A Western record may seem out-of-place for two British brothers (Rupert and Henry Stansall) raised thousands of miles from the desert landscape from which they draw. However, their hometown of Scunthorpe, England offers more similarities than you might expect.
An industrial steel town, Scunthorpe sits amid the vast farmlands of Northeast England. “We tended to horses and often got stuck behind a tractor on the way to school,” recalls Henry. “Mum would play American western films as Rupert fingerpicked a nylon string guitar and I practiced my Howard Keel impersonation,” he laughs.
This upbringing gave them the confidence to embrace their love of the genre through this album, having first hand knowledge of saddling up, strumming guitars and spending hours and hours in fields, bars and barns in the middle of nowhere.
The experiences combine with the Brothers’ technical prowess – Rupert is a classically trained guitarist; Henry, a choir-trained tenor with a dynamic four-octave range – to create a tour-de-force album that both glorifies and modernizes the Western genre.
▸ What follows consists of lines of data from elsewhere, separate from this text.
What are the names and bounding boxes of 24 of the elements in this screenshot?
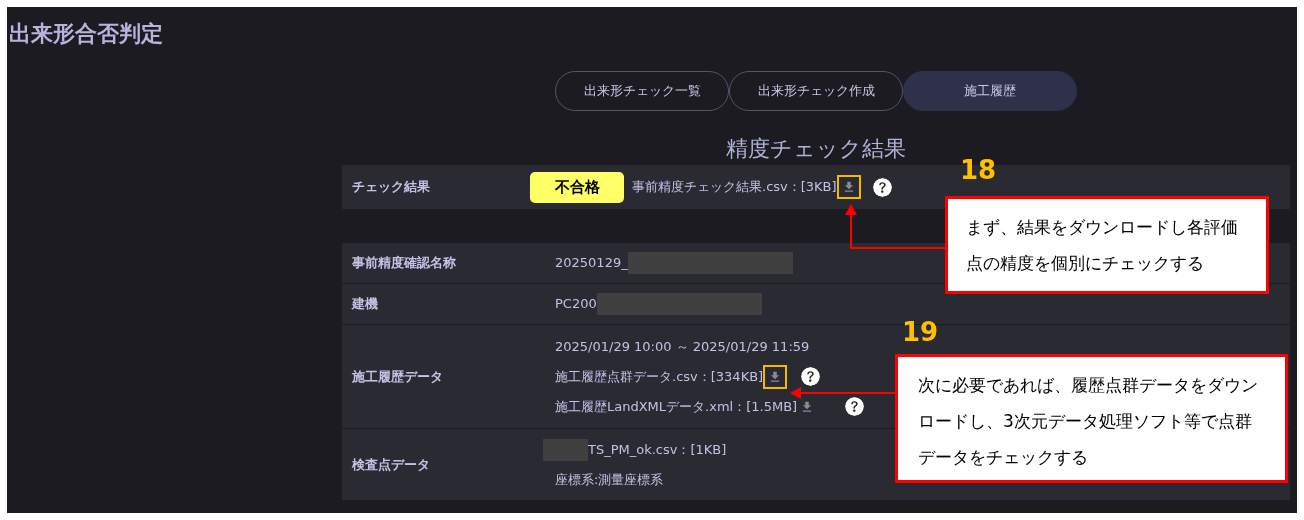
help-icon[interactable] [801, 367, 821, 386]
tab[interactable]: 施工履歴 [903, 71, 1077, 111]
callout-box: まず、結果をダウンロードし各評価点の精度を個別にチェックする [945, 196, 1269, 294]
row-label: 検査点データ [350, 455, 431, 474]
step-number: 19 [902, 319, 939, 345]
result-badge: 不合格 [530, 171, 624, 203]
callout-box: 次に必要であれば、履歴点群データをダウンロードし、3次元データ処理ソフト等で点群データをチェックする [895, 354, 1288, 483]
page-title: 出来形合否判定 [9, 20, 163, 48]
row-label: 事前精度確認名称 [351, 254, 457, 273]
value-text: 2025/01/29 10:00 ～ 2025/01/29 11:59 [555, 337, 810, 356]
value-text: 座標系:測量座標系 [555, 470, 664, 489]
step-number: 18 [960, 157, 997, 183]
section-title: 精度チェック結果 [725, 135, 907, 163]
value-text: 20250129_ [555, 254, 628, 273]
value-text: TS_PM_ok.csv：[1KB] [588, 440, 727, 459]
file-link[interactable]: 施工履歴LandXMLデータ.xml：[1.5MB] [555, 396, 798, 417]
row-label: 建機 [350, 295, 379, 314]
file-link[interactable]: 事前精度チェック結果.csv：[3KB] [632, 177, 837, 197]
value-text: PC200 [555, 295, 597, 314]
row-label: 施工履歴データ [351, 367, 444, 386]
file-link[interactable]: 施工履歴点群データ.csv：[334KB] [555, 366, 764, 387]
row-label: チェック結果 [351, 178, 431, 197]
help-icon[interactable] [872, 177, 892, 197]
help-icon[interactable] [845, 397, 865, 416]
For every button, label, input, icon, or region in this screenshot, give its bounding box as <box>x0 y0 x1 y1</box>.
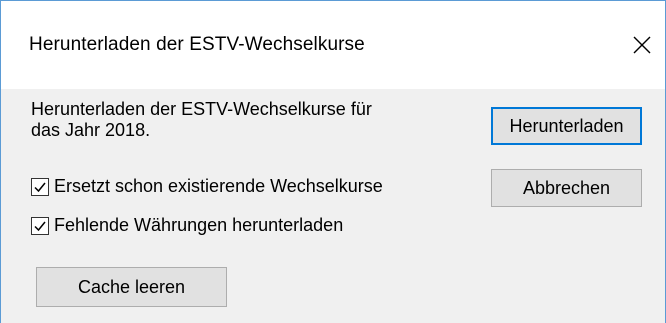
download-missing-label: Fehlende Währungen herunterladen <box>54 215 344 235</box>
download-missing-checkbox-row[interactable]: Fehlende Währungen herunterladen <box>31 215 343 236</box>
title-bar: Herunterladen der ESTV-Wechselkurse <box>1 1 665 89</box>
checkmark-icon <box>34 221 46 231</box>
replace-existing-checkbox[interactable] <box>31 177 49 196</box>
dialog-title: Herunterladen der ESTV-Wechselkurse <box>29 34 365 55</box>
clear-cache-button[interactable]: Cache leeren <box>36 267 227 307</box>
message-line-1: Herunterladen der ESTV-Wechselkurse für <box>31 99 372 119</box>
download-missing-checkbox[interactable] <box>31 216 49 235</box>
message-line-2: das Jahr 2018. <box>31 120 151 140</box>
close-icon <box>633 36 651 54</box>
dialog-window: Herunterladen der ESTV-Wechselkurse Heru… <box>0 0 666 323</box>
cancel-button[interactable]: Abbrechen <box>491 169 642 207</box>
close-button[interactable] <box>619 19 665 71</box>
replace-existing-label: Ersetzt schon existierende Wechselkurse <box>54 176 383 196</box>
replace-existing-checkbox-row[interactable]: Ersetzt schon existierende Wechselkurse <box>31 176 383 197</box>
download-button[interactable]: Herunterladen <box>491 107 642 145</box>
checkmark-icon <box>34 182 46 192</box>
dialog-content: Herunterladen der ESTV-Wechselkurse für … <box>1 89 665 323</box>
dialog-message: Herunterladen der ESTV-Wechselkurse für … <box>31 99 461 141</box>
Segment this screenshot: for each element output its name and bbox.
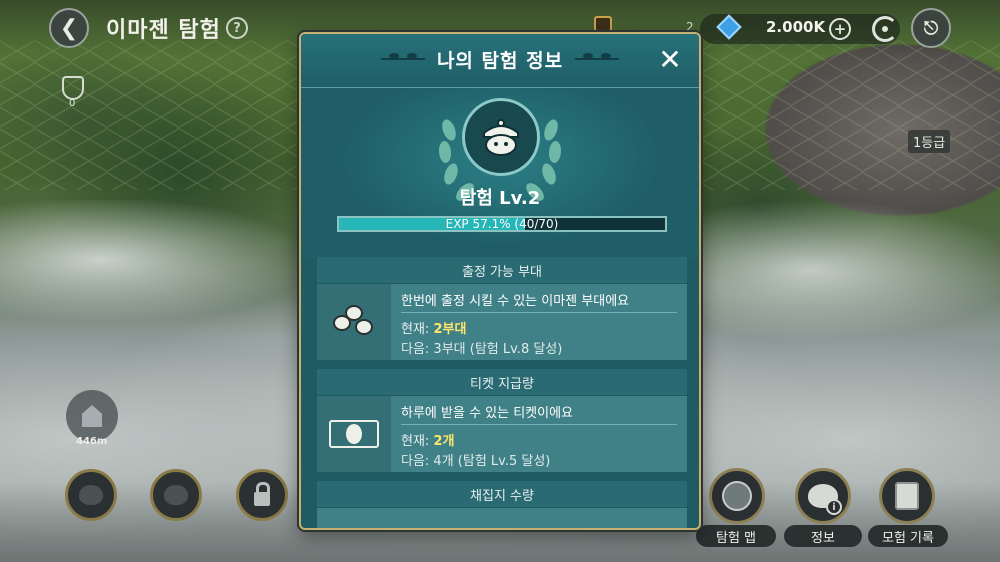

In addition to ten spectacular tracks, Ruen Brothers have created slick, noiresque images and videos inspired by mid-century films like ‘The Night of the Hunter’ to further immerse the audience in their romantic, haunting vision.
Ten Paces was also produced by Rupert who developed the skill after receiving a four-track cassette recorder on his tenth birthday. He’s helmed many Ruen Brothers singles to date including their first UK radio hit “Aces,” and their 2021 album ULTRAMODERN. Ten Paces further showcases his astounding technical ability as he deftly manages to preserve the quality and authenticity of early recording gear and techniques, while achieving a uniquely modern sound.
More still, Ruen Brothers had the hurdle of writing and recording Ten Paces while living on opposite coasts. Rupert would craft the base of the recordings from Los Angeles then send them to Henry to lay down acoustic guitar and vocals in Brooklyn.
Henry often recorded hundreds of vocal takes to get the delivery and emotion just right for each song. “My approach to the vocal delivery on Ten Paces differs from that of previous records,” Henry shares. “I sang much of the album in a lower octave register than usual to create a grounded and conversational feel, true to the laconic, hard boiled characters of the West.” This lower register – apparent in upcoming single “The Fear” – also reflects his years of covering Johnny Cash songs in their British pub days.
Another vocal method Henry used in Ten Paces was “jumping between octaves” in songs where emotions are highest. His love for Orbison and extensive training helped him achieve that balance of power and delicacy in ballads like “Bullet Blues” and “The Good Surely Die.”